Closed fearful-symmetry closed 6 months ago
cmacknz
commented
6 months ago If there is a CVE reported against the current docker patch version we are going to be doing this work anyway. It may be better to just update the types downstream now, otherwise someone with no context on the problem might end up having to deal with as a result of a vulnerability scan result.
fearful-symmetry
commented
6 months ago @cmacknz hmm, good point. This is blocking my current sprint work, should we just divert to dealing with this? Make an issue and do it later?
cmacknz
commented
6 months ago How much work is fixing up Beats? Is it just a bunch of find/replace work? If so I'd say just do it.
If this involves rewriting actual logic then create a separate issue and we'll merge this and do the changes separately.
fearful-symmetry
commented
6 months ago It looks like mostly library/type name changes, but there's a ton of them.

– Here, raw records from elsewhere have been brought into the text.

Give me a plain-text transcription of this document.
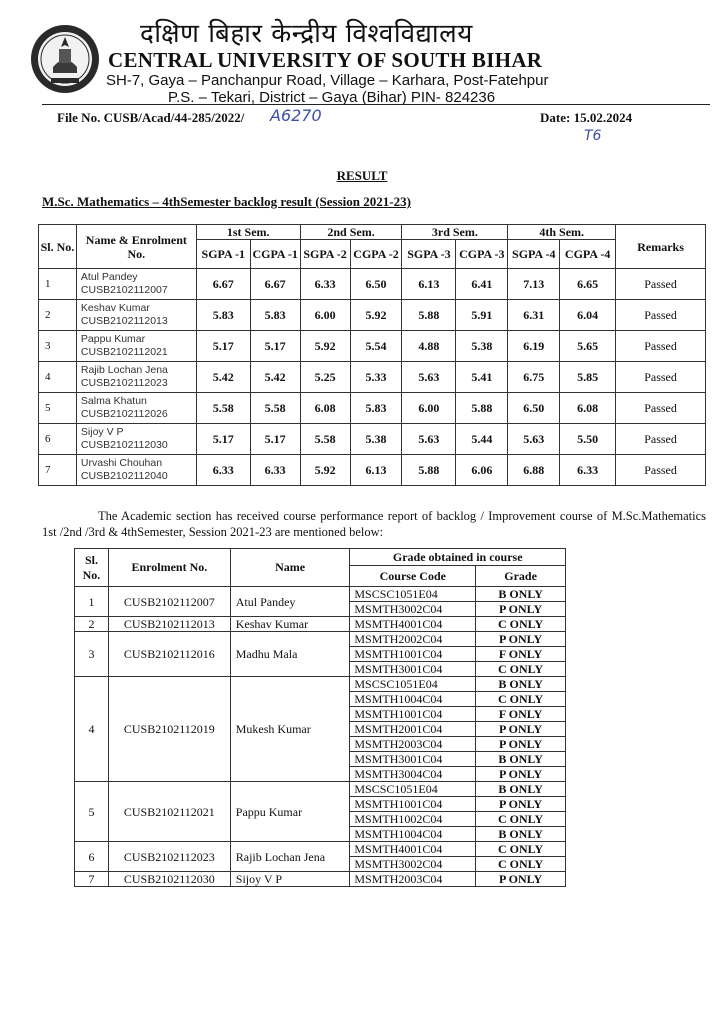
दक्षिण बिहार केन्द्रीय विश्वविद्यालय
CENTRAL UNIVERSITY OF SOUTH BIHAR
SH-7, Gaya – Panchanpur Road, Village – Karhara, Post-Fatehpur
P.S. – Tekari, District – Gaya (Bihar) PIN- 824236
File No. CUSB/Acad/44-285/2022/ A6270	Date: 15.02.2024
T6
RESULT
M.Sc. Mathematics – 4thSemester backlog result (Session 2021-23)
Sl. No.	Name & Enrolment No.	1st Sem.		2nd Sem.		3rd Sem.		4th Sem.		Remarks
		SGPA -1	CGPA -1	SGPA -2	CGPA -2	SGPA -3	CGPA -3	SGPA -4	CGPA -4	
1	Atul Pandey
CUSB2102112007	6.67	6.67	6.33	6.50	6.13	6.41	7.13	6.65	Passed
2	Keshav Kumar
CUSB2102112013	5.83	5.83	6.00	5.92	5.88	5.91	6.31	6.04	Passed
3	Pappu Kumar
CUSB2102112021	5.17	5.17	5.92	5.54	4.88	5.38	6.19	5.65	Passed
4	Rajib Lochan Jena
CUSB2102112023	5.42	5.42	5.25	5.33	5.63	5.41	6.75	5.85	Passed
5	Salma Khatun
CUSB2102112026	5.58	5.58	6.08	5.83	6.00	5.88	6.50	6.08	Passed
6	Sijoy V P
CUSB2102112030	5.17	5.17	5.58	5.38	5.63	5.44	5.63	5.50	Passed
7	Urvashi Chouhan
CUSB2102112040	6.33	6.33	5.92	6.13	5.88	6.06	6.88	6.33	Passed
The Academic section has received course performance report of backlog / Improvement course of M.Sc.Mathematics 1st /2nd /3rd & 4thSemester, Session 2021-23 are mentioned below:
Sl. No.	Enrolment No.	Name	Grade obtained in course	
			Course Code	Grade
1	CUSB2102112007	Atul Pandey	MSCSC1051E04	B ONLY
			MSMTH3002C04	P ONLY
2	CUSB2102112013	Keshav Kumar	MSMTH4001C04	C ONLY
3	CUSB2102112016	Madhu Mala	MSMTH2002C04	P ONLY
			MSMTH1001C04	F ONLY
			MSMTH3001C04	C ONLY
4	CUSB2102112019	Mukesh Kumar	MSCSC1051E04	B ONLY
			MSMTH1004C04	C ONLY
			MSMTH1001C04	F ONLY
			MSMTH2001C04	P ONLY
			MSMTH2003C04	P ONLY
			MSMTH3001C04	B ONLY
			MSMTH3004C04	P ONLY
5	CUSB2102112021	Pappu Kumar	MSCSC1051E04	B ONLY
			MSMTH1001C04	P ONLY
			MSMTH1002C04	C ONLY
			MSMTH1004C04	B ONLY
6	CUSB2102112023	Rajib Lochan Jena	MSMTH4001C04	C ONLY
			MSMTH3002C04	C ONLY
7	CUSB2102112030	Sijoy V P	MSMTH2003C04	P ONLY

Guess I'll take a crack at it and find out.
fearful-symmetry
commented
6 months ago @cmacknz so, it looks like all our other elastic-agent-* libraries are also on 24.x.x, and looking at git, that branch is still getting updates as of two months ago, so I assume we'd get any fixes for CVEs on that branch as well. I think we might be better off sticking with 24.x.x for now, unless we have a reason to update the entire ecosystem of helper libs.
What does this PR do?
So, when I added the docker container tests, I didn't realize that the newest version of the docker API is completely different, and once I imported it into beats, the newer version of the docker library just broke everything. I figure the easiest way to deal with this is just to use the same version of docker here and in beats.